Shark Week 2020 | Clarke Gayford's 'Shark Lockdown' reveals how Covid-19 affected New Zealand's Great Whites

A Shark Week 2020 documentary featuring NZ Prime Minister Jacinda Ardern's fiance, documentary presenter Clarke Gayford, has revealed the extent to which the lockdown has affected great white sharks


                            Shark Week 2020 | Clarke Gayford's 'Shark Lockdown' reveals how Covid-19 affected New Zealand's Great Whites
Clarke Gayford and a shark (Discovery Channel)

Spoilers for 'Shark Lockdown', part of Discovery Channel's Shark Week 2020 programming

Unlike many countries, New Zealand has gotten through its Covid-19 lockdown relatively well, thanks to the strict measures put in place by the government and the ruling Prime Minister Jacinda Ardern. Now a Shark Week 2020 documentary featuring Ardern's partner and fiance, documentary presenter Clarke Gayford, has revealed the extent to which the lockdown has affected great white sharks.

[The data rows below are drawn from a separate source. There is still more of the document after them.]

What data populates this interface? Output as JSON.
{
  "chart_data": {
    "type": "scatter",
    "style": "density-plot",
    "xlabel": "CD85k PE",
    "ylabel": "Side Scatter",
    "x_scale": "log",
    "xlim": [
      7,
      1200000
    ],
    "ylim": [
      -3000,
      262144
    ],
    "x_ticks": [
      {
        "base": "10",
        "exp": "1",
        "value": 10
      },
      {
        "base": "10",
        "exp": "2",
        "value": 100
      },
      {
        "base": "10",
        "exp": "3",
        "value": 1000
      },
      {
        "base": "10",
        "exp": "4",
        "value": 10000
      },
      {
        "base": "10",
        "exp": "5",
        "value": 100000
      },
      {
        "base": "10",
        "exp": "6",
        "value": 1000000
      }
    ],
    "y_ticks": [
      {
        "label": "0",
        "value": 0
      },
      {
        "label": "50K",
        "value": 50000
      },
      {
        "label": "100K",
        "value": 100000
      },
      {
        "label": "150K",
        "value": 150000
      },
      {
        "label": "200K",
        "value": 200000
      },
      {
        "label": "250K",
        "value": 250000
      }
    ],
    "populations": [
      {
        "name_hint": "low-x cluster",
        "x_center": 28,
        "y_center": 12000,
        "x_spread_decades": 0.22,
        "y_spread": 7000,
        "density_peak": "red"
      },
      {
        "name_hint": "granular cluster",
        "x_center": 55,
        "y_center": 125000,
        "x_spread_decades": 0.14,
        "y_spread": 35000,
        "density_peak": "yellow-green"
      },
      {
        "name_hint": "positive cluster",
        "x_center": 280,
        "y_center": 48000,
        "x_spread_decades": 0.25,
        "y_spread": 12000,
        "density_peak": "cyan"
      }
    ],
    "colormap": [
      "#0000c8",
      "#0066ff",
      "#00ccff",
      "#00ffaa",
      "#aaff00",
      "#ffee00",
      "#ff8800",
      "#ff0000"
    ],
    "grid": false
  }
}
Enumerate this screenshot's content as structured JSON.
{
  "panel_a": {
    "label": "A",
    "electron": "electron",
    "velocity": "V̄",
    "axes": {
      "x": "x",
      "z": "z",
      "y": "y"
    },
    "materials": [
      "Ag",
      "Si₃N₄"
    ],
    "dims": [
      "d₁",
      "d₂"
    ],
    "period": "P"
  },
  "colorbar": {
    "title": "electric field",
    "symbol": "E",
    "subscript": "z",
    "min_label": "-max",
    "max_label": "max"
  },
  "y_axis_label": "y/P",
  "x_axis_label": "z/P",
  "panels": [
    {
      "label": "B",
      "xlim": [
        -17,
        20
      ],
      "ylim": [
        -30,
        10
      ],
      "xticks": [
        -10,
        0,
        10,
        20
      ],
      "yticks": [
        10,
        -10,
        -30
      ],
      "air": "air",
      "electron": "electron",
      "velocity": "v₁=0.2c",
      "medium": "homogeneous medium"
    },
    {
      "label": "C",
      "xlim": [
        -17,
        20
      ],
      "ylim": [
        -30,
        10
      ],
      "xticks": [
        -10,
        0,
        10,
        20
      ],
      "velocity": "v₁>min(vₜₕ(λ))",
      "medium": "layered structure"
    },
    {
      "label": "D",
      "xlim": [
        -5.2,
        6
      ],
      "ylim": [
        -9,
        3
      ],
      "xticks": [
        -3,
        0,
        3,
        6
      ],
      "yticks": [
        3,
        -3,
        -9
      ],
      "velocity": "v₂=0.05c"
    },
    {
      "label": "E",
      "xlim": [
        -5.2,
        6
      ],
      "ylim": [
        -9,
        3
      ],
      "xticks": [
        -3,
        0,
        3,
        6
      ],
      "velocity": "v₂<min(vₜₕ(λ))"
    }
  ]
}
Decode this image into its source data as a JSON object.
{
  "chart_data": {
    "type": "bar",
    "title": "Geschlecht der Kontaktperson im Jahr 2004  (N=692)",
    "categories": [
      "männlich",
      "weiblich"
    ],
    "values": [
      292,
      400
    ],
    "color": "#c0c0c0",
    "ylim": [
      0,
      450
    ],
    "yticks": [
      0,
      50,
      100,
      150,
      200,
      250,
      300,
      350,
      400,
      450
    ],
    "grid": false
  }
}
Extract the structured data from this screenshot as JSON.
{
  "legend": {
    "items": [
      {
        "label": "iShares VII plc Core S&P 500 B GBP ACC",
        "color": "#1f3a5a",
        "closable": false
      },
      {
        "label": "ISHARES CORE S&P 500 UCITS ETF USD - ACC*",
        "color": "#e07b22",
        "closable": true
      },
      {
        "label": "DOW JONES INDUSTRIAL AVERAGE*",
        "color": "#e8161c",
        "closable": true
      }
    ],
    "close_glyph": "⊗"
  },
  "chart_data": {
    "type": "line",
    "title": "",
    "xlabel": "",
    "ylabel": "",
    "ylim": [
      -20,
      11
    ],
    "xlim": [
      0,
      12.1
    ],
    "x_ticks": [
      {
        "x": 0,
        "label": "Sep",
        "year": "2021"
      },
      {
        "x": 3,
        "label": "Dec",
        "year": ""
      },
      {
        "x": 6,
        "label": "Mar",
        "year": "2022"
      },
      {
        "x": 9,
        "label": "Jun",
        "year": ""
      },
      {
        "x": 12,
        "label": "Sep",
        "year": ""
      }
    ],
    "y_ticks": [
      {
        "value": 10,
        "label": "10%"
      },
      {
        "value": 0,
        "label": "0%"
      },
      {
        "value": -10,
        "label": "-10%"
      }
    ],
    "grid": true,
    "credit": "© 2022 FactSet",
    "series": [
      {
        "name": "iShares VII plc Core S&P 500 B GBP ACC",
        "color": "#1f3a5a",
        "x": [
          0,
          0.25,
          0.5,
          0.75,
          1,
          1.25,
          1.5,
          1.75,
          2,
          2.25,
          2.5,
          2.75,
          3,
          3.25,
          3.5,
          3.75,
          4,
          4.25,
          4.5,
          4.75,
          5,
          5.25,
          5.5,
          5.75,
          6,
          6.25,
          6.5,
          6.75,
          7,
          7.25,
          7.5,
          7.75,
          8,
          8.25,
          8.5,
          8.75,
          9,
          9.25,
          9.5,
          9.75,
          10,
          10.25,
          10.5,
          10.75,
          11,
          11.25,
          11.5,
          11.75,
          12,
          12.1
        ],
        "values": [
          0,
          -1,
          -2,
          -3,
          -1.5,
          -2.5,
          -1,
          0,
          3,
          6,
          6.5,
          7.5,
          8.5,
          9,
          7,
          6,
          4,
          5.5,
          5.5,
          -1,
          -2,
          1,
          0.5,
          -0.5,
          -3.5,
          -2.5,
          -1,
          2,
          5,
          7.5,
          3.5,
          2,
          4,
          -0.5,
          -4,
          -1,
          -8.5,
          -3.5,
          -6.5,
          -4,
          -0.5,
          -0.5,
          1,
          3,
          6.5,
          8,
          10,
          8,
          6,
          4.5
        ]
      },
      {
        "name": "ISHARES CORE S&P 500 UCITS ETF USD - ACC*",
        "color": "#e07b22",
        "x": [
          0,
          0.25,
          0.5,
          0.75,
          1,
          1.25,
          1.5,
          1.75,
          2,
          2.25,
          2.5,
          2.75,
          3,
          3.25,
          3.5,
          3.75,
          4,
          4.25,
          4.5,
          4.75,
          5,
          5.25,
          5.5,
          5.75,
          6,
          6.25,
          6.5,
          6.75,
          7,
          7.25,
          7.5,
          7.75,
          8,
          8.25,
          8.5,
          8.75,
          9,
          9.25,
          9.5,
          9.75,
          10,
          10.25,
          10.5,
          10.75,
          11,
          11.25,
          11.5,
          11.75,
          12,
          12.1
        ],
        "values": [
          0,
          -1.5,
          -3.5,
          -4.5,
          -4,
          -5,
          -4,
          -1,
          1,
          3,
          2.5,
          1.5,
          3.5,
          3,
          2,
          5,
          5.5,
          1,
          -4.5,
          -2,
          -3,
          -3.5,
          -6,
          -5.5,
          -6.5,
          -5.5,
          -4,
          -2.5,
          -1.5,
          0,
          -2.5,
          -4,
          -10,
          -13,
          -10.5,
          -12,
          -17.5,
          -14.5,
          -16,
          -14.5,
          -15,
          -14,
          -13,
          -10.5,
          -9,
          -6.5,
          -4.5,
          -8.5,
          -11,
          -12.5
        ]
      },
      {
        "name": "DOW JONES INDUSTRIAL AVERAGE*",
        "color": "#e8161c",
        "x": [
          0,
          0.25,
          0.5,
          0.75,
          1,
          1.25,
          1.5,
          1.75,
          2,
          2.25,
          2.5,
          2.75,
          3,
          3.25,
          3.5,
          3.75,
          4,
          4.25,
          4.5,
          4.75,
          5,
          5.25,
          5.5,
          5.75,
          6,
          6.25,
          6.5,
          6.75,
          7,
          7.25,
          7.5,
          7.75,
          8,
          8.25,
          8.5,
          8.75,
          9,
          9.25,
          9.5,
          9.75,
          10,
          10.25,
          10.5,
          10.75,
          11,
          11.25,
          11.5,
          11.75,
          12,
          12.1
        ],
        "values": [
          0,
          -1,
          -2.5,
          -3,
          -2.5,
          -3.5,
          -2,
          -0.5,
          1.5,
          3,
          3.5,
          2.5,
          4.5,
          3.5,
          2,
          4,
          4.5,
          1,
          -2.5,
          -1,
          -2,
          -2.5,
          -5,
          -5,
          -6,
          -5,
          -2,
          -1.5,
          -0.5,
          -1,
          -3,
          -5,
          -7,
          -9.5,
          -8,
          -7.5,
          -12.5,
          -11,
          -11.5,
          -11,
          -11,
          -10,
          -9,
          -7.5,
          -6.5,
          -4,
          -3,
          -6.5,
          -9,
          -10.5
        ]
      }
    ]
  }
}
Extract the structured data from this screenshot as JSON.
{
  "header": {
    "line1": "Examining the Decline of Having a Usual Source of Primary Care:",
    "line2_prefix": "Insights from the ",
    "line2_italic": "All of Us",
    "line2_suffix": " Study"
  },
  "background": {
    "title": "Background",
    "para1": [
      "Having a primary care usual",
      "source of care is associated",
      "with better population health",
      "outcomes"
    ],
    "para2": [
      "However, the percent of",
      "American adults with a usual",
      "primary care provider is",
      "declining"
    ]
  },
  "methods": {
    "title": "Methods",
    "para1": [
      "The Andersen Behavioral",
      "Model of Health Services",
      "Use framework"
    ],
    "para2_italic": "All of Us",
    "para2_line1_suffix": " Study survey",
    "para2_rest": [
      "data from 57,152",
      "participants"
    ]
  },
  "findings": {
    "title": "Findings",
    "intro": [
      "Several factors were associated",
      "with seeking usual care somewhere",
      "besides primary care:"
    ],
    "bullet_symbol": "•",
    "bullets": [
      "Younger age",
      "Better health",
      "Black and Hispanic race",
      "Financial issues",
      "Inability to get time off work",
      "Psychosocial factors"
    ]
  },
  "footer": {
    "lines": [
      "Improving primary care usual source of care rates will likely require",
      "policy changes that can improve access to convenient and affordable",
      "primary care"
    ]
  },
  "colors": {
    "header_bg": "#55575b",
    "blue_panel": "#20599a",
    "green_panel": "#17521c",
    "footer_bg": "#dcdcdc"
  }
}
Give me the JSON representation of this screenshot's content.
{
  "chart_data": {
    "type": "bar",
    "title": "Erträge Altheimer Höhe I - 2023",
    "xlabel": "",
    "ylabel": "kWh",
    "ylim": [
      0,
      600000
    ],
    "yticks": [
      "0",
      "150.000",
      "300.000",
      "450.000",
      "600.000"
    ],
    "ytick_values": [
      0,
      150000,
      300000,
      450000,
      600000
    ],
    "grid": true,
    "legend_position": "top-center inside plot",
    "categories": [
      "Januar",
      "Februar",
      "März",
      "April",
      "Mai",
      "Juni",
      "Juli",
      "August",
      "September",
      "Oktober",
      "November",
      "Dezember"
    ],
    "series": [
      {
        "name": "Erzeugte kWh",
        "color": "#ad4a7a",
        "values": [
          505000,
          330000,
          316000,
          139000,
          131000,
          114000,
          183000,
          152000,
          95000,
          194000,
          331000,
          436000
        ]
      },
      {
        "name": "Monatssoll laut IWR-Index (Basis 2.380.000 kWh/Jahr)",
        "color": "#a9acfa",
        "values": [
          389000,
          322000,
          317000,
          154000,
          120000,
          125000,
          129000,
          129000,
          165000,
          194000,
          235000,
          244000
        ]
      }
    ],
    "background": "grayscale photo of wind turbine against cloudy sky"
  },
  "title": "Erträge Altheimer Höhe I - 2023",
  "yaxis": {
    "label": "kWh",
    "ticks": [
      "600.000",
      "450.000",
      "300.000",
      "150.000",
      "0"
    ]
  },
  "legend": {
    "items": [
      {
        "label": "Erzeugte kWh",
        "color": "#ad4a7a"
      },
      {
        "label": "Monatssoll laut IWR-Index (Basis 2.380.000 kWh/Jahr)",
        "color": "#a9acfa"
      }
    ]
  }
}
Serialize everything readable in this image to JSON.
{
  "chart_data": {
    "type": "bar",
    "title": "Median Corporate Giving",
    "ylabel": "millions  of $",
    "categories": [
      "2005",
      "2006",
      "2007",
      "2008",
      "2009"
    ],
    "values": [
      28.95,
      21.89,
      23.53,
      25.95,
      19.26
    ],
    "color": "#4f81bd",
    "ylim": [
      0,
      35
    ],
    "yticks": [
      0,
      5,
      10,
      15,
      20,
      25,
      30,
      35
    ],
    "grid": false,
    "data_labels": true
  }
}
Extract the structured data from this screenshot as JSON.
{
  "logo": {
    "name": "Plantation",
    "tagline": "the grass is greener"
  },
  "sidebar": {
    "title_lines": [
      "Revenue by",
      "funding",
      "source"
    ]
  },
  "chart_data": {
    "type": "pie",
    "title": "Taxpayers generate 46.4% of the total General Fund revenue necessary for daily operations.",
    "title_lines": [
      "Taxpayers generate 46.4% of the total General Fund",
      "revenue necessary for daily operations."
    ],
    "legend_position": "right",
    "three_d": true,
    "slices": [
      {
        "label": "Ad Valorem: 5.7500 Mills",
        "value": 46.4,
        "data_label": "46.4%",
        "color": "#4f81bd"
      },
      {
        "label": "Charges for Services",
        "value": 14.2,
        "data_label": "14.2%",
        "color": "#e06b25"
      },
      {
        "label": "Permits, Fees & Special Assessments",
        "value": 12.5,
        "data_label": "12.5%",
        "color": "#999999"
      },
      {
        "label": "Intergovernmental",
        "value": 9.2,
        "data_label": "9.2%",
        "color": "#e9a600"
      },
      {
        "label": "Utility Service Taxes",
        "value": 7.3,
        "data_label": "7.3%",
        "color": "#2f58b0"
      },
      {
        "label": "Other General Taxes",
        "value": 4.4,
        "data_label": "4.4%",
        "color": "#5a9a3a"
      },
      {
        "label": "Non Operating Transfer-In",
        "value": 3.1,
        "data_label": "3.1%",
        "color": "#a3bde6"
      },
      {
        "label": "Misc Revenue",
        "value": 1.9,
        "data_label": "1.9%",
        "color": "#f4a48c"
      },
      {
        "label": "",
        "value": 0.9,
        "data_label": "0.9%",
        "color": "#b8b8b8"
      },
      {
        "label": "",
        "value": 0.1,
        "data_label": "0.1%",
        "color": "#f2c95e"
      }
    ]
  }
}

Around the world, there have been reports of renewed animal and bird activity following the initiation of lockdown measures in various countries. Without human beings running around making a bunch of noise and disturbances, the animal kingdom has been thriving in most parts of the world.

Keeping with that trend, the Great White sharks of New Zealand's Foveaux Strait also appear to have found a new lease on life. Without human activity in the vicinity, more and more sharks are approaching the shore and this creates a unique opportunity. While the younger sharks tend to be more easily spotted, the older and bigger female sharks are exceptionally elusive. Even the experienced shark researcher and filmmaker Kina Scollay, who is also one of the presenters of the documentary, reveals in 'Shark Lockdown' that it is extremely difficult for even veteran researchers to find some of the biggest sharks out there.

"Over many years of studying them here, we've seen and got to know some of these females so well that we know them by name yet when they get to a certain size, they disappear," he explains.

The purpose of the documentary is to explore what it is that attracts these big females to this particular part of the world and where exactly they disappear. We won't be revealing the results of the experiment since we don't want to take away from your viewing experience, but the documentary as a whole presents an interesting picture.

Without humans in the water, 'Shark Lockdown' reveals that the sharks seem to be reasserting their dominance and getting bolder than ever before. It really raises questions about how our maritime activities affect the ecology and even makes us feel a little bad that this brief peace will be over once lockdown restrictions lift entirely.

'Shark Lockdown' aired on the Discovery Channel August 9 at 10 pm ET.